Ertesi gün sabahki yoğun market siparişlerinden sonra müşteriler de azalınca Cem annesine söyleyerek elinde ders notlarıyla birlikte cadde üzerindeki kırtasiyeye gitti. Dışarıda şövaleleri gördü, fiyatlarını sordu, uygun bir tanesinde karar kıldı. İçeri girerek fotokopileri çektirdi, kendisi sıraya koyarak kenarlarından zımbaladı ve ücretini ödeyip para üstünü ve fişi de alıp şövaleyle birlikte Gönül öğretmenin evine giderek zile bastı. Şövale ve ders notlarını, fiş ve para üstüyle birlikte Gönül öğretmene vererek "Saat 2'de görüşürüz öğretmenim" diyerek ayrıldı.

Daha sonra Nurten hanımın pastanesine giderek Nurten hanıma evde bir ihtiyaç olup olmadığını sordu.
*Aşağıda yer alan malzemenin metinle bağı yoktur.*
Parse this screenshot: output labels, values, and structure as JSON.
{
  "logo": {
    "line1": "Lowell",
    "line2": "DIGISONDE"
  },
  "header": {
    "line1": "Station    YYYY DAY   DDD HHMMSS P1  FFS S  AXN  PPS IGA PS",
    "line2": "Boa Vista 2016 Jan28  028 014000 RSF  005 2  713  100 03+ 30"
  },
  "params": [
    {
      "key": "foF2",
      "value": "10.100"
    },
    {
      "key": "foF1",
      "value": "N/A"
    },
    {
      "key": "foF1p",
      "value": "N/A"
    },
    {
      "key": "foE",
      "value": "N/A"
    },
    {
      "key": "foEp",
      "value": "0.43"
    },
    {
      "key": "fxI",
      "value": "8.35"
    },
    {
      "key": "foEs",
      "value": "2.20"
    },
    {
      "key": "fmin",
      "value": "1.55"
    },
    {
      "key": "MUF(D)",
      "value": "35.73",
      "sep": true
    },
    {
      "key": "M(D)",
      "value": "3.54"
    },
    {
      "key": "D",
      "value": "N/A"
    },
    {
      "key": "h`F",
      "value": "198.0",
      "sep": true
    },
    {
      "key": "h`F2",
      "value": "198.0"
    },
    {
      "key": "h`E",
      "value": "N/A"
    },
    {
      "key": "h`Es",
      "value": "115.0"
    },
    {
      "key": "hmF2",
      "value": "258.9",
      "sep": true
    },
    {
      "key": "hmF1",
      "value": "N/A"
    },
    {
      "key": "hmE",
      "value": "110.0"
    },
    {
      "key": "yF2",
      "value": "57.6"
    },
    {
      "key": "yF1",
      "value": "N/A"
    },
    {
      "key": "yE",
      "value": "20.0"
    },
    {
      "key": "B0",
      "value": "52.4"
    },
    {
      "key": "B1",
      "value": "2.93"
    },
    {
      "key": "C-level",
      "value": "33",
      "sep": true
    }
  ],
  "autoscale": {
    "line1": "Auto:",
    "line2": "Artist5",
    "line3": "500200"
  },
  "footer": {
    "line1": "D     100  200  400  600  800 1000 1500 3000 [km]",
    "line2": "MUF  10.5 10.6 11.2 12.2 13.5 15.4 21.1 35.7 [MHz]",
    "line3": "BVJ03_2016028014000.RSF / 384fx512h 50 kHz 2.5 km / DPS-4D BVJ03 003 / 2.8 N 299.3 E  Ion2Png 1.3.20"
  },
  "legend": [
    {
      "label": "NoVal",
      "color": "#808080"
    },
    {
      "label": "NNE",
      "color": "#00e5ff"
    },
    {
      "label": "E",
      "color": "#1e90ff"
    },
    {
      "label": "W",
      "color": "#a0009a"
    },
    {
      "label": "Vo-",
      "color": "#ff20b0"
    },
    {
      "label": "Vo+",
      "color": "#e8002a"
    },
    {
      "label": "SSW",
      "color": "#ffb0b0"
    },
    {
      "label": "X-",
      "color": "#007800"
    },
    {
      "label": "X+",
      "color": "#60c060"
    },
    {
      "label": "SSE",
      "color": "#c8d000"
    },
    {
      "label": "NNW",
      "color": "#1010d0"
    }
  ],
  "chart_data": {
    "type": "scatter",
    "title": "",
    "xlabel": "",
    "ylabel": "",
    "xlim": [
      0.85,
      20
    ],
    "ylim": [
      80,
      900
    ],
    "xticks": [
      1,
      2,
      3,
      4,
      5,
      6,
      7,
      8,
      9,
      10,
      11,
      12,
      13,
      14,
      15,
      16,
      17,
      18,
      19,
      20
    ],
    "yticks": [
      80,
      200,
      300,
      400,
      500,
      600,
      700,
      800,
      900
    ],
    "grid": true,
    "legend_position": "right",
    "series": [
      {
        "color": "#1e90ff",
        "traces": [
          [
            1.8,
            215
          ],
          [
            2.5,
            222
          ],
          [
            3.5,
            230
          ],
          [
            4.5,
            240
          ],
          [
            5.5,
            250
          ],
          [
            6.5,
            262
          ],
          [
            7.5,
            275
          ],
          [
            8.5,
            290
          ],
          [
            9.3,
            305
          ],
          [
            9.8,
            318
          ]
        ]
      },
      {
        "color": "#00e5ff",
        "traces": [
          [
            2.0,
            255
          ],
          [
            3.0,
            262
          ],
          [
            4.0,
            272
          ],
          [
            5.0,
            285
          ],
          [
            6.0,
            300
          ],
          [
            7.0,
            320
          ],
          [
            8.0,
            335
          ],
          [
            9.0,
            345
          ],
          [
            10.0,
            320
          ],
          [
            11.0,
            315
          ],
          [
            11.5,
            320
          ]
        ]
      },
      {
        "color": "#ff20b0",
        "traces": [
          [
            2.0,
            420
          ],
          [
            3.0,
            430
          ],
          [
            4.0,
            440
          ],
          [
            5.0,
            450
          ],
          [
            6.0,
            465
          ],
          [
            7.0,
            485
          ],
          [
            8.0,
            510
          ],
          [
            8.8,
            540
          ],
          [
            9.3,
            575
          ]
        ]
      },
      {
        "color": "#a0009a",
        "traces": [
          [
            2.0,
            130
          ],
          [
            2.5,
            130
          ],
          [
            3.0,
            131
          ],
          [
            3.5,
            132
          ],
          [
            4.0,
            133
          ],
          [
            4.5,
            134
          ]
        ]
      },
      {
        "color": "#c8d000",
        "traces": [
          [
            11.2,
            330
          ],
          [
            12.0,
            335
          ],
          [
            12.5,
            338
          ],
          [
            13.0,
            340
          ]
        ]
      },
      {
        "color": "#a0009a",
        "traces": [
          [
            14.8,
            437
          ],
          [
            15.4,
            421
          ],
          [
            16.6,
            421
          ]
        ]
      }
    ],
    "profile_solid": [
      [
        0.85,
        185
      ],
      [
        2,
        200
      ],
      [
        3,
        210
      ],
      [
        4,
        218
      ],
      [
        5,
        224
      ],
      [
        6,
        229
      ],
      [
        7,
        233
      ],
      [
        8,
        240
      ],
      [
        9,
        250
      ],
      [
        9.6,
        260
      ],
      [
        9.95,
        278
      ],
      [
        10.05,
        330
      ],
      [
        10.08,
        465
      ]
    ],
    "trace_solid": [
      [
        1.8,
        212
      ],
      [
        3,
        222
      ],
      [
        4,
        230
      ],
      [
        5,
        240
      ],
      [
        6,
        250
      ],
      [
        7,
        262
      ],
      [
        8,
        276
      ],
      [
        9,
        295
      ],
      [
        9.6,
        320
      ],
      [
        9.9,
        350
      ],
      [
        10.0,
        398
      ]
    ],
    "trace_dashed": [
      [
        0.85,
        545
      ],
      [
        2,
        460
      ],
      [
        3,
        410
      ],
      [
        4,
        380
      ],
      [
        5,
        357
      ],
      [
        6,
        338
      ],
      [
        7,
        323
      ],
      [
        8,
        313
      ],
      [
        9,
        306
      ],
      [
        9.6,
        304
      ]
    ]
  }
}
Salona kütüphane yaptırmak istediklerini kızların söylediğinden ve tanıdığı iyi bir marangoz olduğundan bahsetti. Nurten hanım yarın için gelip ölçü alabileceklerini ve varsa katalog getirmesini söyledi. Bir de doğalgaz ve internet aboneliklerini henüz yapamadıklarını, uygun bir zamanda bunları yapmasını Cem'den rica etti. Cem, kızlarla da kısa sohbet ederek vedalaşıp tam kapıdan çıkacakken aklına annesinin söyledikleri geldi ve yarın akşam evlerine davet etti. Kızlara da bugün öğleden sonra saat 2'ye çeyrek kala gitar dersine birlikte gitmek için markette olmalarını hatırlatıp pastaneden çıktı, markete geri döndü.

Öğleden sonra kızlar ellerinde not defterleriyle markete geldiler. Gülşen hanımın adeta yüzünde güller açmıştı. İkisini de kucaklayıp sımsıkı sarılarak yanaklarından öptü, "Hoşgeldiniz kızlar" diyerek Cem'e seslendi. Cem, Betül'le birlikte marketin arka tarafındaki depodan aldığı malzemeleri raflara yerleştiriyordu. Hemen elindekileri raflara aceleyle yerleştirip kızlara gülümseyerek "Hoş geldiniz" dedi ve ellerini sıktı. Kızların ellerindeki defterleri görünce:

- Hayrola, okula mı gidiyorsunuz da defter filan aldınız? Diye sordu.

- Not tutmak gerekebilir diye aldık, sen de al istersen, dedi Seren.

- Haklısınız ya, dedi Cem. Ben de birkaç parça kağıt ve kalem alayım bari, diyerek veresiye defterinden birkaç sayfa koparttı, kasanın yanındaki kalemlerden birini de alarak cebine koydu.

- Anneciğim, hadi biz çıkıyoruz, geç kalmayalım ilk günden, hoşça kal, dedi annesine. Gülşen hanım onlar çıkarken:

- Güle güle, hepinize iyi dersler, diyerek uğurladı. Kızlar da el sallayarak "Hoşça kal Gülşen teyze, görüşürüz" dediler ve marketten çıkarak Gönül öğretmenin evine vardılar.

Kızlar geçtikleri sokakları dikkatle inceliyorlar, apartmanın adını okumaya çalışıyorlardı. Merdivenlerden çıkarak Gönül öğretmenin kapı ziline bastılar. Kapıyı açan Gönül öğretmen onlara "Hoşgeldiniz çocuklar" diye güler yüzle içeri davet etti. Üzerinde öğretmenlik günlerinden kalma uzun etek ve lacivert renkli bir ceket vardı. Saçlarını özenle tarayıp fön çekmiş, hafif bir makyaj yapmış, adeta öğretmenlik günlerine geri dönmüştü. Heyecanla birlikte sevinci de her halinden belli oluyordu. Adeta hayata yeniden bağlanmış gibiydi sanki.

Gönül öğretmen onları salona davet etti, kendisi de mutfağa gitti. Salonda bir kız daha oturuyordu. Cem elini uzatarak kendini tanıttı, Ceren ve Seren de ellerini uzatarak sırayla "Ben Ceren, ben Seren" diyerek kendilerini tanıttılar. Kız yerinden bile kalkmadan onlarla tokalaştı, "Ben de Funda, memnun oldum" dedi kısık ve incecik bir sesle.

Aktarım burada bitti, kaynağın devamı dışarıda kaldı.